Tuesday, August 14, 2018

SPARC Immune: L1TF vulnerabilities: CVE-2018-3615, CVE-2018-3620, CVE-2018-3646

SPARC Immune: L1TF vulnerabilities: CVE-2018-3615, CVE-2018-3620, CVE-2018-3646


Abstract:

Intel has been hit repeatedly by massive numbers of CPU bugs, affecting everything from tablets, to laptops, to desktops, to servers.
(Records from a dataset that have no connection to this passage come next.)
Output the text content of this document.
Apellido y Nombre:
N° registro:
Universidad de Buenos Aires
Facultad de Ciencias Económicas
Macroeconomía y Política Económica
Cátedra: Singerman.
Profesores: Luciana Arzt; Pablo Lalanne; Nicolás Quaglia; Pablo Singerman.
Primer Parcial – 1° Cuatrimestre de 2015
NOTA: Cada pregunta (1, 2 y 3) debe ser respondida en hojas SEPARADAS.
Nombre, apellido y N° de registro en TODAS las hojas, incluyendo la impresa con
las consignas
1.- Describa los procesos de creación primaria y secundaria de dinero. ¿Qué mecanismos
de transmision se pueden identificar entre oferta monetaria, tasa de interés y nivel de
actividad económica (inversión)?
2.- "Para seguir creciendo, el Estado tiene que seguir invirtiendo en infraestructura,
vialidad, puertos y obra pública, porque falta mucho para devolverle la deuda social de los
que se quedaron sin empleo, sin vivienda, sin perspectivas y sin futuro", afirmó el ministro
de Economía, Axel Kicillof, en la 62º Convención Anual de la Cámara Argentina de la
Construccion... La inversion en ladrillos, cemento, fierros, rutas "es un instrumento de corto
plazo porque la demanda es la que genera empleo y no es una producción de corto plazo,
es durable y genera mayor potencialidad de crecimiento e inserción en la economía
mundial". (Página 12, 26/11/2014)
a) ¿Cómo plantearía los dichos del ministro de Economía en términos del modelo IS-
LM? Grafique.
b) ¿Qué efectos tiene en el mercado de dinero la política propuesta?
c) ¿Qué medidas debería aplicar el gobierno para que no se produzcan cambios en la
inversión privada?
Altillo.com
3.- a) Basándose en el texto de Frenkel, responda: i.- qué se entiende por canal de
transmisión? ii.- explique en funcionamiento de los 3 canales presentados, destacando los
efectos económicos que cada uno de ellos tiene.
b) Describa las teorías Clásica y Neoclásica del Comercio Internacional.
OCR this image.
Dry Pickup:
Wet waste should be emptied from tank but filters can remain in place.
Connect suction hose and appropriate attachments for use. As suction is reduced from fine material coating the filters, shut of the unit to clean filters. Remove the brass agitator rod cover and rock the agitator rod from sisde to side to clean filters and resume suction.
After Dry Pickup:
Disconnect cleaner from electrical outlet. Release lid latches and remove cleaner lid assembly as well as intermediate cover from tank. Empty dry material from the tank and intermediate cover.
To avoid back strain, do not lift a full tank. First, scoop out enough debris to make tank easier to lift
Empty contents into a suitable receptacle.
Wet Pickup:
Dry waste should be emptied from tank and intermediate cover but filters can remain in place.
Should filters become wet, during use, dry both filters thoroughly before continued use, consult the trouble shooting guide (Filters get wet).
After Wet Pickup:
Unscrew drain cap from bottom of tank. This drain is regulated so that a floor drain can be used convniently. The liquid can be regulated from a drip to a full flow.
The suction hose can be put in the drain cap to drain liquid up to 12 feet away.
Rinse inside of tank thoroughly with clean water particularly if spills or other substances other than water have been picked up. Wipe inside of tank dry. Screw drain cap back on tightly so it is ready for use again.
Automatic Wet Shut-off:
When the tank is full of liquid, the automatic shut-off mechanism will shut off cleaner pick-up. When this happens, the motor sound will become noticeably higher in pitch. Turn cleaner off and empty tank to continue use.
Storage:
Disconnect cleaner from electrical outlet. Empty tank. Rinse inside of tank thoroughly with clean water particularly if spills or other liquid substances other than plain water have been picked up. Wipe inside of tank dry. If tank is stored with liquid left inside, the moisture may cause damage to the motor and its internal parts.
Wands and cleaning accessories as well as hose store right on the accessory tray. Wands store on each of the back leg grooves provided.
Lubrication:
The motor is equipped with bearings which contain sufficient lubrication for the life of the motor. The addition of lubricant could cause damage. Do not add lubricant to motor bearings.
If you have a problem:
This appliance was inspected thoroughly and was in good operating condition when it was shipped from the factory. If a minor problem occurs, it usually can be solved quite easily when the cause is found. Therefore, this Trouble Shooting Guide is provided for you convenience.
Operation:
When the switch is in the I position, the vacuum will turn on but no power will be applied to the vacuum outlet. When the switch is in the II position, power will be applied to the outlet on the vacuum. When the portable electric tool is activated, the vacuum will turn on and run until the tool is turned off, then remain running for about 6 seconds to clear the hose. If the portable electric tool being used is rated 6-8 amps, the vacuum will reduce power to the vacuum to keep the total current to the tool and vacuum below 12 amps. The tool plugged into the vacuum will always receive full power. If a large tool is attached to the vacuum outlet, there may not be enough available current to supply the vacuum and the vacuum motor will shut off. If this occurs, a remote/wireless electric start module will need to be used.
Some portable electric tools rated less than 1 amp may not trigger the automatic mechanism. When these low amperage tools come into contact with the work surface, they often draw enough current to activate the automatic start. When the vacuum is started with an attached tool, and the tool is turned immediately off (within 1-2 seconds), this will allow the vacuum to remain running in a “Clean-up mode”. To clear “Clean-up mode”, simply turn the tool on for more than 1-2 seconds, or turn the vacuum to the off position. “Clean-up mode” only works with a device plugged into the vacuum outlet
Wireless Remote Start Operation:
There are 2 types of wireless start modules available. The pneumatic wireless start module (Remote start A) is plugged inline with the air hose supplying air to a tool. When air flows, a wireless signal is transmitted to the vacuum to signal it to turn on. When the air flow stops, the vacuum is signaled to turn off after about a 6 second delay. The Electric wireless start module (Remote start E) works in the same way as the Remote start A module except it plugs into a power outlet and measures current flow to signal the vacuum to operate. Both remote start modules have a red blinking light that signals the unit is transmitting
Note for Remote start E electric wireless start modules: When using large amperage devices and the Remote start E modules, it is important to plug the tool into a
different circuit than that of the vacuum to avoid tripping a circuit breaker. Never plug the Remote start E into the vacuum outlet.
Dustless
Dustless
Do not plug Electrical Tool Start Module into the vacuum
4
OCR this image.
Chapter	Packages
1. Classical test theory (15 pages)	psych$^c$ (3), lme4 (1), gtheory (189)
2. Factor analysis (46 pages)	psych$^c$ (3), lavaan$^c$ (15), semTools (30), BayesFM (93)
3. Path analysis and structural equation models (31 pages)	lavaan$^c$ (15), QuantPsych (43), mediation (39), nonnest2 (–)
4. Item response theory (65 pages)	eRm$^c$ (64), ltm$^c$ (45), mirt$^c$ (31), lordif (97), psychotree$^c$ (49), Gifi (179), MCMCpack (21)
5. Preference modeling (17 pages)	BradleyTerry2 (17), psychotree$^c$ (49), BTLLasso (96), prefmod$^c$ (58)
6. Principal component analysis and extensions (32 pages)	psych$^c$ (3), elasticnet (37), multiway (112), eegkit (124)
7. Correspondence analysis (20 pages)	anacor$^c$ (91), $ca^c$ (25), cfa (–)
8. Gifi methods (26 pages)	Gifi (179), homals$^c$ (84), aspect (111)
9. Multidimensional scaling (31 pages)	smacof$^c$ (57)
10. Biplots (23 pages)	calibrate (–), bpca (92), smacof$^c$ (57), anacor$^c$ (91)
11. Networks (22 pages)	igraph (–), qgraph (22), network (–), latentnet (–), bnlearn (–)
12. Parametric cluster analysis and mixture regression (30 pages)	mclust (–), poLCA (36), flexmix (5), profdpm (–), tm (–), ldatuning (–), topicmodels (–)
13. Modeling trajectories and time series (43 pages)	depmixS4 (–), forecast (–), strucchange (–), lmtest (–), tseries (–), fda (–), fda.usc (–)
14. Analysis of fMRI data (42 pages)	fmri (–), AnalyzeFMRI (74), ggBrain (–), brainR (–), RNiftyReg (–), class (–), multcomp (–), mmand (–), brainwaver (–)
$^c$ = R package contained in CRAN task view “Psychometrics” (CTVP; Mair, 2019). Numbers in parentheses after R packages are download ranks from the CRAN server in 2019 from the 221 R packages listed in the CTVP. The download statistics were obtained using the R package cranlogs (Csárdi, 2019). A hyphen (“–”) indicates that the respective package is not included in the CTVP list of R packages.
The latest is called L1TF, and SPARC is immune.

Description:

Oracle describes a set of vulnerabilities in the Intel processors.

These L1 Terminal Fault (L1TF) vulnerabilities affect a number of Intel processors, and they have received three CVE identifiers:
  • CVE-2018-3615 impacts Intel Software Guard Extensions (SGX) and has a CVSS Base Score of 7.9.
  • CVE-2018-3620 impacts operating systems and System Management Mode (SMM) running on Intel processors and has a CVSS Base Score of 7.1.
  • CVE-2018-3646 impacts virtualization software and Virtual Machine Monitors (VMM) running on Intel processors and has a CVSS Base Score of 7.1
Once again, SPARC is immune.

Conclusion:

As life continues in the world of telecommunications & data center, there is still one safe choice for high performing systems: SPARC.